Sta lì con le braccia conserte, l’uomo nero. Si guarda intorno, quasi stupito per lo stupore con cui viene messo a fuoco da passanti e addetti ai lavori. Venerdì mattina, aula 214, dura quasi due ore la storia del detenuto scalzo e seminudo. È nato nel 1984, si chiama Ricciard Unucoru, ha un passaporto nigeriano in tasca. È un ospite indesiderato del nostro Paese, dal momento che è privo di permesso di soggiorno, viene ritenuto pericoloso, anche alla luce di quanto commesso due giorni fa, all’interno dell’ufficio immigrazione: ha preso a calci e pugni gli agenti, tanto da costringere ben undici poliziotti a bloccarlo e a tradurlo in cella. Un soggetto pericoloso, da espellere, visti anche i recenti dispositivi in materia di immigrazione, destinato al centro di accoglienza di Bari, da dove sarebbe stato poi riconsegnato alle autorità nigeriane. Storia ordinaria, qui nel popolo dei processi per direttissima, che ieri si è trasformata però in un boomerang per la giustizia italiana.

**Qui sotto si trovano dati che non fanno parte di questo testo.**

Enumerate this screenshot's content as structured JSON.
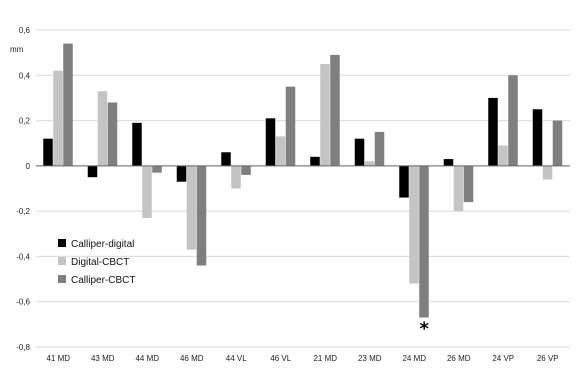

Brutto spot in Tribunale. Sono le undici e trenta del mattino, quando il nigeriano viene tradotto in manette in aula. Scalzo e a torso nudo. C’è una penalista che si indigna e urla agli agenti «che non siamo nel film di Kunta Kinte, ma in un paese civile», mentre viene fatto accomodare nella gabbia dell’aula di giustizia. Processo per direttissima, giudice Luca Purcaro, che è però in camera di consiglio a scrivere una sentenza per un altro imputato (fatti di droga), mentre a rappresentare la giustizia italiana c’è una vpo, una viceprocuratrice onoraria, come spesso accade sola e al cospetto di una galleria umana quanto meno problematica. Indignazione, smarrimento alla vista del detenuto seminudo, mentre la foto dell’uomo nero in gabbia corre sui social media. Eppure nessuno si muove, forse per il temperamento violento del detenuto che - spiegano gli agenti - nel corso delle ore precedenti si era finanche strappato i vestiti di dosso. Chiarisce un poliziotto in aula: «Li vede quei jeans? Glieli abbiamo forniti noi, questa notte si è strappato di dosso ogni cosa». Ma basta questa spiegazione a giustificare la mortificazione di una persona in un luogo deputato a far rispettare le regole? 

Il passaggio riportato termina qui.